Evidence that the deceased met his death as the result of an unlawful act or omission on the part of the accused.
Evidence that the said unlawful act or omission was committed with malice aforethought.
Malice aforethought is established, under section 206 of the Penal Code, when there is evidence of:
Intention to cause death of or grievous harm to any person whether that person is the one who actually died on not.
Knowledge that the act or omission causing death will probably cause the death of or grievous harm to some person, whether that person is the person actually killed or not.
Intent to commit a felony.
Intention by the act or omission to facilitate the flight or escape from custody of any person who has committed or attempted to commit a felony.

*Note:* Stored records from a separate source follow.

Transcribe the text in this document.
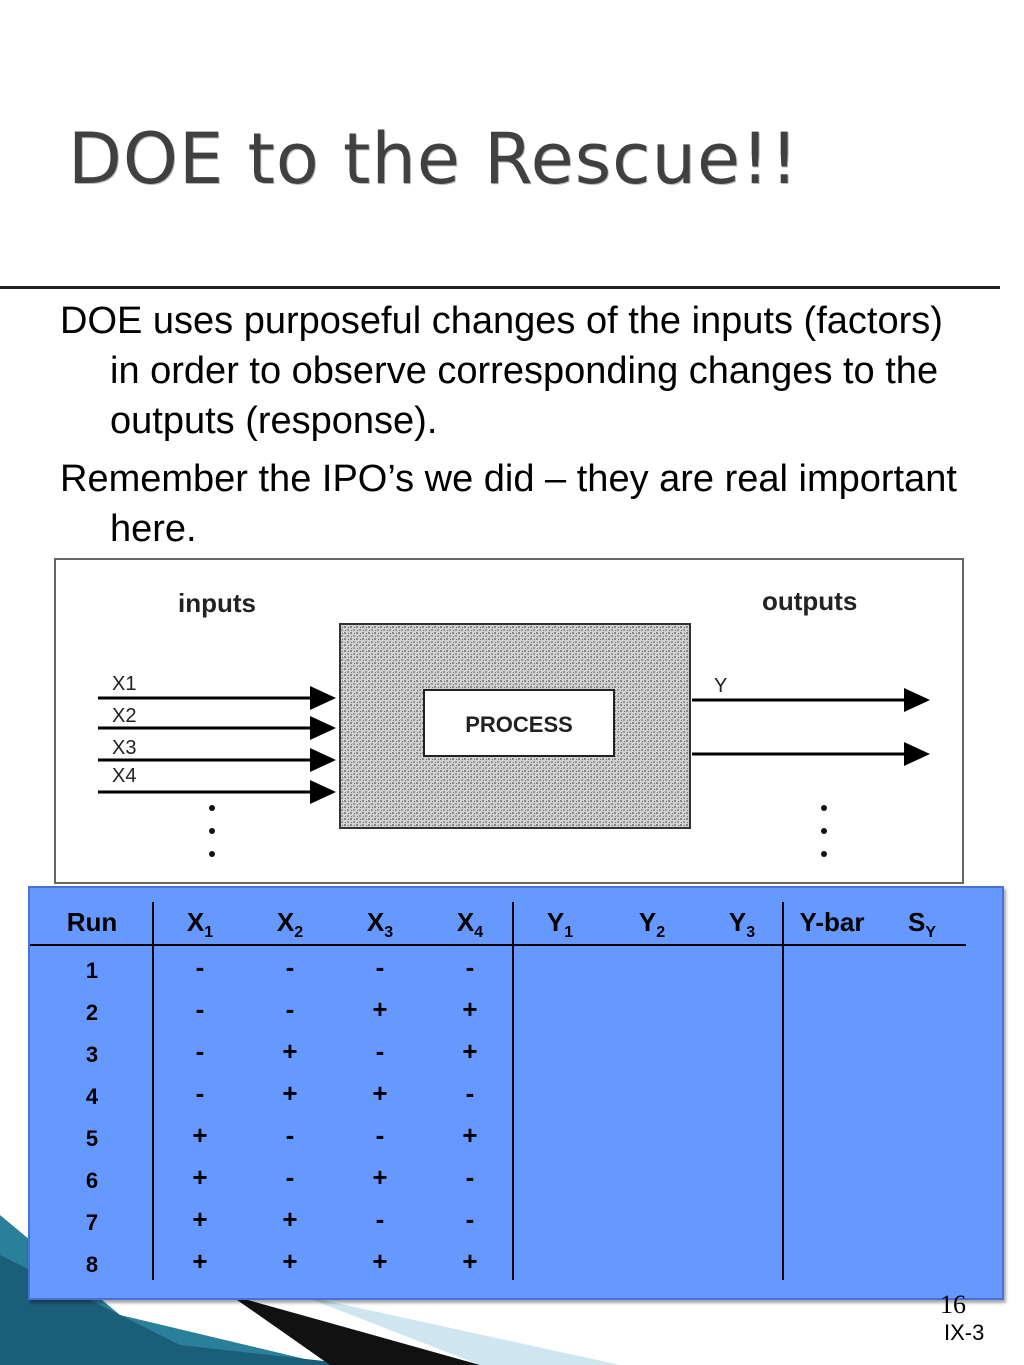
DOE to the Rescue!!

DOE uses purposeful changes of the inputs (factors) in order to observe corresponding changes to the outputs (response).

Remember the IPO’s we did – they are real important here.

inputs	outputs
PROCESS
X1
X2
X3
X4
Y
Run	$X_1$	$X_2$	$X_3$	$X_4$	$Y_1$	$Y_2$	$Y_3$	Y-bar	$S_Y$
1	-	-	-	-
2	-	-	+	+
3	-	+	-	+
4	-	+	+	-
5	+	-	-	+
6	+	-	+	-
7	+	+	-	-
8	+	+	+	+
16
IX-3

In the present case, other than the evidence by PW9 and PW10 as to the bloodstain on the stone found in the Accused’s house, and which stone was analysed by the Government Analyst, no other evidence linked the Accused to the death of the deceased, and indeed no other evidence was brought as to who the perpetrator of the said crime was or how the crime was committed. PW5 and the post mortem report he produced identified the cause of death to be massive haemorrhage following the amputation of the right limb, and according to PW5 the said amputation was caused by a sharp object like a panga (machete) or axe. It is therefore not evident what the linkage of the blood stained stone to the cause of death was, neither was any evidence brought that showed that the Accused used the said stone to attack and kill the deceased.
In addition the Government analyst’s report indicated that the DNA profile of the blood on the stone matched the DNA profile generated from the blood sample marked item “BI” of the deceased. Both the exhibit memo form dated 23/12/10 produced as exhibit 9 and the Government Analyst report dated 17th September 2012 produced as exhibit 6 shows that the said blood sample marked “B1” was taken from a deceased by the name Mutua Nzao. It is not known who this deceased person is, as the deceased in this trial was known as B M N.
Lastly, no evidence placed the accused at the scene or near the scene of the crime from the time of the deceased’s disappearance until the time his body was found, and there was also no evidence as to any motive and intention on the part of Accused that would have made him commit the offence.
I therefore find that the evidence by the prosecution is insufficient to put the accused person on his defence, and hereby enter a finding of not guilty in respect of the Accused Person under S. 306(1) of the Criminal Procedure Code. The Accused person to be set at liberty forthwith unless he is otherwise lawfully held.
Orders accordingly.
DATED AND SIGNED AT MACHAKOS THIS 23rd DAY OF MARCH 2016.